1/ Original shard, original speed

from PK
D_1 = \frac{1}{2 (1 - \rho_1)} \lambda_1 E [X_1^2]
\rho_1 = \frac{\lambda_1}{\mu_1}

2/ Shard by a half

\mu_2 = 2 \mu_1, twice as fast service
E [X_2^2] = E [X_1^2]/4 halving means the square is divided by 2

but for the same amount of traffic, if we halve the shard, we send half the amount of data, so to keep the total amount of data the same, it means that we double the arrival rate (twice as often we have an arrival, each or half as much)

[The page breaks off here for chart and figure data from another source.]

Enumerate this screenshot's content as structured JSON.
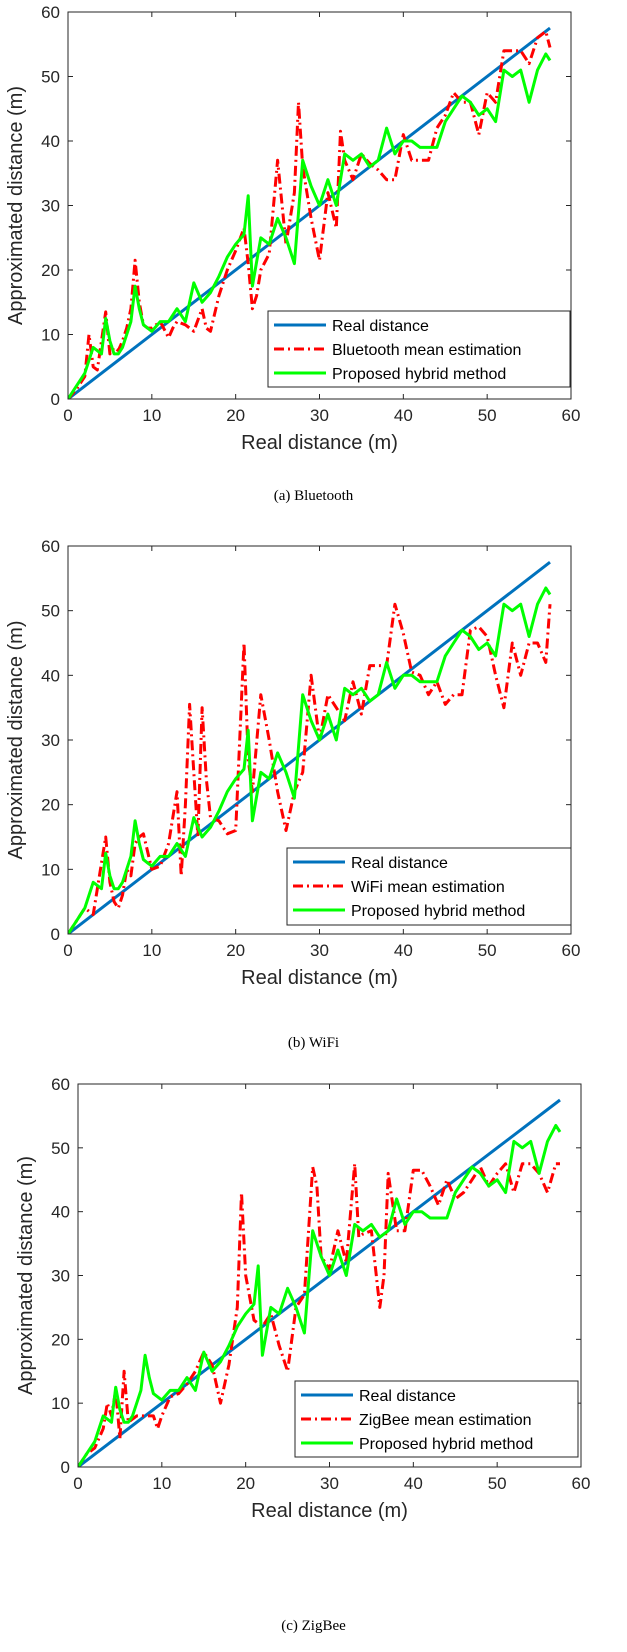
{
  "chart_data": [
    {
      "type": "line",
      "caption": "(a)  Bluetooth",
      "xlabel": "Real distance (m)",
      "ylabel": "Approximated distance (m)",
      "xlim": [
        0,
        60
      ],
      "ylim": [
        0,
        60
      ],
      "xticks": [
        0,
        10,
        20,
        30,
        40,
        50,
        60
      ],
      "yticks": [
        0,
        10,
        20,
        30,
        40,
        50,
        60
      ],
      "legend_position": "bottom-right",
      "series": [
        {
          "name": "Real distance",
          "color": "#0072BD",
          "style": "solid",
          "x": [
            0,
            57.5
          ],
          "y": [
            0,
            57.5
          ]
        },
        {
          "name": "Bluetooth mean estimation",
          "color": "#FF0000",
          "style": "dashdot",
          "x": [
            0,
            1,
            2,
            2.5,
            3,
            3.5,
            4,
            4.5,
            5,
            5.5,
            6,
            6.5,
            7,
            7.5,
            8,
            8.5,
            9,
            9.5,
            10,
            11,
            12,
            12.5,
            13,
            14,
            15,
            16,
            16.5,
            17,
            18,
            19,
            20,
            21,
            21.5,
            22,
            22.5,
            23,
            24,
            25,
            26,
            27,
            27.5,
            28,
            29,
            30,
            31,
            32,
            32.5,
            33,
            34,
            35,
            36,
            37,
            38,
            39,
            40,
            41,
            42,
            43,
            44,
            45,
            46,
            47,
            48,
            49,
            50,
            51,
            52,
            53,
            54,
            55,
            56,
            57,
            57.5
          ],
          "y": [
            0,
            1.5,
            3.5,
            10,
            5,
            4.5,
            9,
            13.5,
            7,
            8,
            7.5,
            9,
            11,
            14,
            21.5,
            15,
            11.5,
            11,
            11,
            12,
            9.5,
            11,
            12,
            11.5,
            10.5,
            14,
            11,
            10.5,
            16,
            20,
            23,
            26.5,
            21,
            14,
            16,
            20,
            22.5,
            37,
            24,
            32,
            46,
            36,
            28,
            21.5,
            32,
            26.5,
            41.5,
            37,
            34,
            38,
            36.5,
            35.5,
            34,
            34,
            41,
            37,
            37,
            37,
            42,
            44,
            47.5,
            46,
            46,
            41,
            47.5,
            46,
            54,
            54,
            54,
            52,
            56,
            57,
            54.5
          ]
        },
        {
          "name": "Proposed hybrid method",
          "color": "#00FF00",
          "style": "solid",
          "x": [
            0,
            1,
            2,
            3,
            4,
            4.5,
            5,
            5.5,
            6,
            6.5,
            7,
            7.5,
            8,
            8.5,
            9,
            9.5,
            10,
            11,
            12,
            13,
            14,
            15,
            16,
            17,
            18,
            19,
            20,
            21,
            21.5,
            22,
            23,
            24,
            25,
            26,
            27,
            28,
            29,
            30,
            31,
            32,
            33,
            34,
            35,
            36,
            37,
            38,
            39,
            40,
            41,
            42,
            43,
            44,
            45,
            46,
            47,
            48,
            49,
            50,
            51,
            52,
            53,
            54,
            55,
            56,
            57,
            57.5
          ],
          "y": [
            0,
            2,
            4,
            8,
            7,
            12.5,
            9,
            7,
            7,
            8,
            10,
            12,
            17.5,
            14,
            11.5,
            11,
            10.5,
            12,
            12,
            14,
            12,
            18,
            15,
            16.5,
            19,
            22,
            24,
            25.5,
            31.5,
            17.5,
            25,
            24,
            28,
            25,
            21,
            37,
            33,
            30,
            34,
            30,
            38,
            37,
            38,
            36,
            37,
            42,
            38,
            40,
            40,
            39,
            39,
            39,
            43,
            45,
            47,
            46,
            44,
            45,
            43,
            51,
            50,
            51,
            46,
            51,
            53.5,
            52.5
          ]
        }
      ]
    },
    {
      "type": "line",
      "caption": "(b)  WiFi",
      "xlabel": "Real distance (m)",
      "ylabel": "Approximated distance (m)",
      "xlim": [
        0,
        60
      ],
      "ylim": [
        0,
        60
      ],
      "xticks": [
        0,
        10,
        20,
        30,
        40,
        50,
        60
      ],
      "yticks": [
        0,
        10,
        20,
        30,
        40,
        50,
        60
      ],
      "legend_position": "bottom-right",
      "series": [
        {
          "name": "Real distance",
          "color": "#0072BD",
          "style": "solid",
          "x": [
            0,
            57.5
          ],
          "y": [
            0,
            57.5
          ]
        },
        {
          "name": "WiFi mean estimation",
          "color": "#FF0000",
          "style": "dashdot",
          "x": [
            0,
            1,
            2,
            3,
            4,
            4.5,
            5,
            5.5,
            6,
            6.5,
            7,
            7.5,
            8,
            8.5,
            9,
            10,
            11,
            12,
            13,
            13.5,
            14,
            14.5,
            15,
            15.5,
            16,
            16.5,
            17,
            18,
            19,
            20,
            21,
            21.5,
            22,
            23,
            24,
            25,
            26,
            27,
            28,
            29,
            30,
            31,
            32,
            33,
            34,
            35,
            36,
            37,
            38,
            39,
            40,
            41,
            42,
            43,
            44,
            45,
            46,
            47,
            48,
            49,
            50,
            51,
            52,
            53,
            54,
            55,
            56,
            57,
            57.5
          ],
          "y": [
            0,
            2,
            4,
            3,
            11,
            15,
            8,
            5,
            4,
            6,
            10,
            9,
            14,
            15,
            15.5,
            10,
            10.5,
            14,
            22,
            9,
            20,
            35.5,
            25,
            15,
            35,
            24,
            18,
            17.5,
            15.5,
            16,
            45,
            27,
            22,
            37,
            30,
            22,
            16,
            22,
            25,
            40,
            30,
            37,
            35,
            33,
            39,
            34,
            41.5,
            41.5,
            41.5,
            51,
            46.5,
            40.5,
            40,
            37,
            39,
            35.5,
            37,
            37,
            47,
            47.5,
            46,
            40,
            35,
            45,
            40,
            45,
            45,
            42,
            51
          ]
        },
        {
          "name": "Proposed hybrid method",
          "color": "#00FF00",
          "style": "solid",
          "x": [
            0,
            1,
            2,
            3,
            4,
            4.5,
            5,
            5.5,
            6,
            6.5,
            7,
            7.5,
            8,
            8.5,
            9,
            9.5,
            10,
            11,
            12,
            13,
            14,
            15,
            16,
            17,
            18,
            19,
            20,
            21,
            21.5,
            22,
            23,
            24,
            25,
            26,
            27,
            28,
            29,
            30,
            31,
            32,
            33,
            34,
            35,
            36,
            37,
            38,
            39,
            40,
            41,
            42,
            43,
            44,
            45,
            46,
            47,
            48,
            49,
            50,
            51,
            52,
            53,
            54,
            55,
            56,
            57,
            57.5
          ],
          "y": [
            0,
            2,
            4,
            8,
            7,
            12.5,
            9,
            7,
            7,
            8,
            10,
            12,
            17.5,
            14,
            11.5,
            11,
            10.5,
            12,
            12,
            14,
            12,
            18,
            15,
            16.5,
            19,
            22,
            24,
            25.5,
            31.5,
            17.5,
            25,
            24,
            28,
            25,
            21,
            37,
            33,
            30,
            34,
            30,
            38,
            37,
            38,
            36,
            37,
            42,
            38,
            40,
            40,
            39,
            39,
            39,
            43,
            45,
            47,
            46,
            44,
            45,
            43,
            51,
            50,
            51,
            46,
            51,
            53.5,
            52.5
          ]
        }
      ]
    },
    {
      "type": "line",
      "caption": "(c)  ZigBee",
      "xlabel": "Real distance (m)",
      "ylabel": "Approximated distance (m)",
      "xlim": [
        0,
        60
      ],
      "ylim": [
        0,
        60
      ],
      "xticks": [
        0,
        10,
        20,
        30,
        40,
        50,
        60
      ],
      "yticks": [
        0,
        10,
        20,
        30,
        40,
        50,
        60
      ],
      "legend_position": "bottom-right",
      "series": [
        {
          "name": "Real distance",
          "color": "#0072BD",
          "style": "solid",
          "x": [
            0,
            57.5
          ],
          "y": [
            0,
            57.5
          ]
        },
        {
          "name": "ZigBee mean estimation",
          "color": "#FF0000",
          "style": "dashdot",
          "x": [
            0,
            1,
            2,
            3,
            3.5,
            4,
            4.5,
            5,
            5.5,
            6,
            7,
            8,
            9,
            9.5,
            10,
            11,
            12,
            13,
            14,
            15,
            16,
            17,
            18,
            19,
            19.5,
            20,
            21,
            22,
            23,
            24,
            25,
            26,
            27,
            28,
            28.5,
            29,
            30,
            31,
            32,
            33,
            33.5,
            34,
            35,
            36,
            36.5,
            37,
            38,
            39,
            40,
            41,
            42,
            43,
            44,
            45,
            46,
            47,
            48,
            49,
            50,
            51,
            52,
            53,
            54,
            55,
            56,
            57,
            57.5
          ],
          "y": [
            0,
            2,
            3,
            6,
            10,
            8,
            12,
            4.5,
            15,
            7,
            8,
            8,
            8,
            6,
            8,
            11,
            11.5,
            13,
            15,
            18,
            16,
            10,
            16,
            25,
            43,
            30,
            23,
            22,
            24,
            19,
            15,
            25,
            27,
            47,
            44,
            33,
            31,
            37,
            32,
            47.5,
            36,
            36.5,
            37,
            25,
            30,
            46,
            37,
            37,
            46.5,
            46.5,
            44,
            41,
            45,
            42,
            43,
            45,
            47,
            44,
            46,
            47.5,
            43,
            47.5,
            47.5,
            46,
            43,
            47.5,
            47.5
          ]
        },
        {
          "name": "Proposed hybrid method",
          "color": "#00FF00",
          "style": "solid",
          "x": [
            0,
            1,
            2,
            3,
            4,
            4.5,
            5,
            5.5,
            6,
            6.5,
            7,
            7.5,
            8,
            8.5,
            9,
            9.5,
            10,
            11,
            12,
            13,
            14,
            15,
            16,
            17,
            18,
            19,
            20,
            21,
            21.5,
            22,
            23,
            24,
            25,
            26,
            27,
            28,
            29,
            30,
            31,
            32,
            33,
            34,
            35,
            36,
            37,
            38,
            39,
            40,
            41,
            42,
            43,
            44,
            45,
            46,
            47,
            48,
            49,
            50,
            51,
            52,
            53,
            54,
            55,
            56,
            57,
            57.5
          ],
          "y": [
            0,
            2,
            4,
            8,
            7,
            12.5,
            9,
            7,
            7,
            8,
            10,
            12,
            17.5,
            14,
            11.5,
            11,
            10.5,
            12,
            12,
            14,
            12,
            18,
            15,
            16.5,
            19,
            22,
            24,
            25.5,
            31.5,
            17.5,
            25,
            24,
            28,
            25,
            21,
            37,
            33,
            30,
            34,
            30,
            38,
            37,
            38,
            36,
            37,
            42,
            38,
            40,
            40,
            39,
            39,
            39,
            43,
            45,
            47,
            46,
            44,
            45,
            43,
            51,
            50,
            51,
            46,
            51,
            53.5,
            52.5
          ]
        }
      ]
    }
  ]
}
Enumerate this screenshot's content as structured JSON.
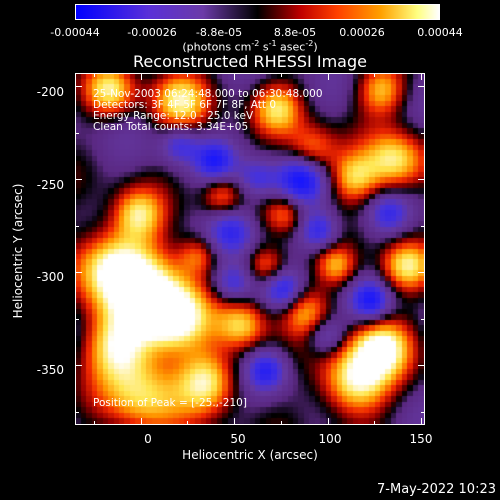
{
  "chart_data": {
    "type": "heatmap",
    "title": "Reconstructed RHESSI Image",
    "xlabel": "Heliocentric X (arcsec)",
    "ylabel": "Heliocentric Y (arcsec)",
    "xlim": [
      -35,
      152
    ],
    "ylim": [
      -382,
      -193
    ],
    "x_ticks": [
      "0",
      "50",
      "100",
      "150"
    ],
    "x_tick_values": [
      0,
      50,
      100,
      150
    ],
    "y_ticks": [
      "-200",
      "-250",
      "-300",
      "-350"
    ],
    "y_tick_values": [
      -200,
      -250,
      -300,
      -350
    ],
    "colorbar": {
      "ticks": [
        "-0.00044",
        "-0.00026",
        "-8.8e-05",
        "8.8e-05",
        "0.00026",
        "0.00044"
      ],
      "tick_values": [
        -0.00044,
        -0.00026,
        -8.8e-05,
        8.8e-05,
        0.00026,
        0.00044
      ],
      "units": "(photons cm-2 s-1 asec-2)",
      "colors": [
        "#0000ff",
        "#8040c0",
        "#000000",
        "#ff0000",
        "#ffa000",
        "#ffffff"
      ]
    },
    "annotations": {
      "time": "25-Nov-2003 06:24:48.000 to 06:30:48.000",
      "detectors": "Detectors: 3F 4F 5F 6F 7F 8F, Att 0",
      "energy": "Energy Range: 12.0 - 25.0 keV",
      "method": "Clean     Total counts: 3.34E+05",
      "peak": "Position of Peak = [-25.,-210]"
    }
  },
  "footer": {
    "date": "7-May-2022 10:23"
  }
}
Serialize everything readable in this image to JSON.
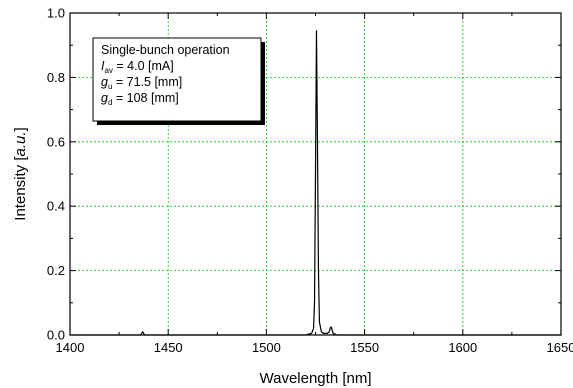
{
  "chart_data": {
    "type": "line",
    "xlabel": "Wavelength [nm]",
    "ylabel_prefix": "Intensity [",
    "ylabel_italic": "a.u.",
    "ylabel_suffix": "]",
    "xlim": [
      1400,
      1650
    ],
    "ylim": [
      0.0,
      1.0
    ],
    "x_ticks": [
      "1400",
      "1450",
      "1500",
      "1550",
      "1600",
      "1650"
    ],
    "y_ticks": [
      "0.0",
      "0.2",
      "0.4",
      "0.6",
      "0.8",
      "1.0"
    ],
    "grid": true,
    "grid_color": "#00cc00",
    "line_color": "#000000",
    "series": [
      {
        "x": [
          1400,
          1420,
          1436,
          1437,
          1438,
          1450,
          1480,
          1500,
          1515,
          1520,
          1523,
          1524,
          1524.5,
          1525,
          1525.5,
          1526,
          1526.5,
          1527,
          1528,
          1529,
          1530,
          1531,
          1532,
          1532.5,
          1533,
          1533.5,
          1534,
          1536,
          1540,
          1560,
          1600,
          1650
        ],
        "y": [
          0.0,
          0.0,
          0.0,
          0.01,
          0.0,
          0.0,
          0.0,
          0.0,
          0.0,
          0.0,
          0.005,
          0.02,
          0.1,
          0.5,
          0.945,
          0.6,
          0.2,
          0.04,
          0.01,
          0.005,
          0.005,
          0.005,
          0.01,
          0.022,
          0.025,
          0.015,
          0.005,
          0.0,
          0.0,
          0.0,
          0.0,
          0.0
        ]
      }
    ],
    "legend": {
      "position": "top-left",
      "lines": [
        {
          "main": "Single-bunch operation",
          "sub": "",
          "value": ""
        },
        {
          "main": "I",
          "sub": "av",
          "value": " = 4.0 [mA]"
        },
        {
          "main": "g",
          "sub": "u",
          "value": " = 71.5 [mm]"
        },
        {
          "main": "g",
          "sub": "d",
          "value": " = 108 [mm]"
        }
      ]
    }
  }
}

\lambda_2 = 2 \lambda_1, hence
\rho_2 = \frac{\lambda_2}{\mu_2} = \rho_1 = \frac{\lambda_1}{\mu_1}

So

D_2 = \frac{1}{2 (1 - \rho_2)} \lambda_2 E [X_2^2] = \frac{1}{2 (1 - \rho_1)} \frac{2}{4} \lambda_1 E [X_1^2] = \frac{D_1}{2}
so that we have one half the delay - this is not magic, it is PK.

3/ Speed by a factor of 2

\mu_3 = 2 \mu_1, twice as fast
E [X_3^2] = E [X_1^2]/4 halving means the square is divided by 2

But

\lambda_3 = \lambda_1 as we are not changing the arrival rate so

\rho_3 = \frac{\lambda_3}{\mu_3} = \frac{\rho_1}{2} = \frac{\lambda_1}{2 \mu_1}.


Here comes the example.

Suppose that \rho_1 = 0.8, then \rho_3 = 0.4.

So

D_1 = \frac{5}{2} \lambda_3 E [X_1^2]

And

D_3 = \frac{5}{6} \lambda_3 E [X_3^2] = \frac{5}{6} \frac{1}{4} \lambda_1 E [X_1^2] = \frac{D_1}{12}

so the benefit is 12 X in delay in case 3 rather than 2 X in case 2. Speeding by a factor of 2 improves six-fold over just sharding by a factor of 2. Of course, both coding and sharding is the way to go.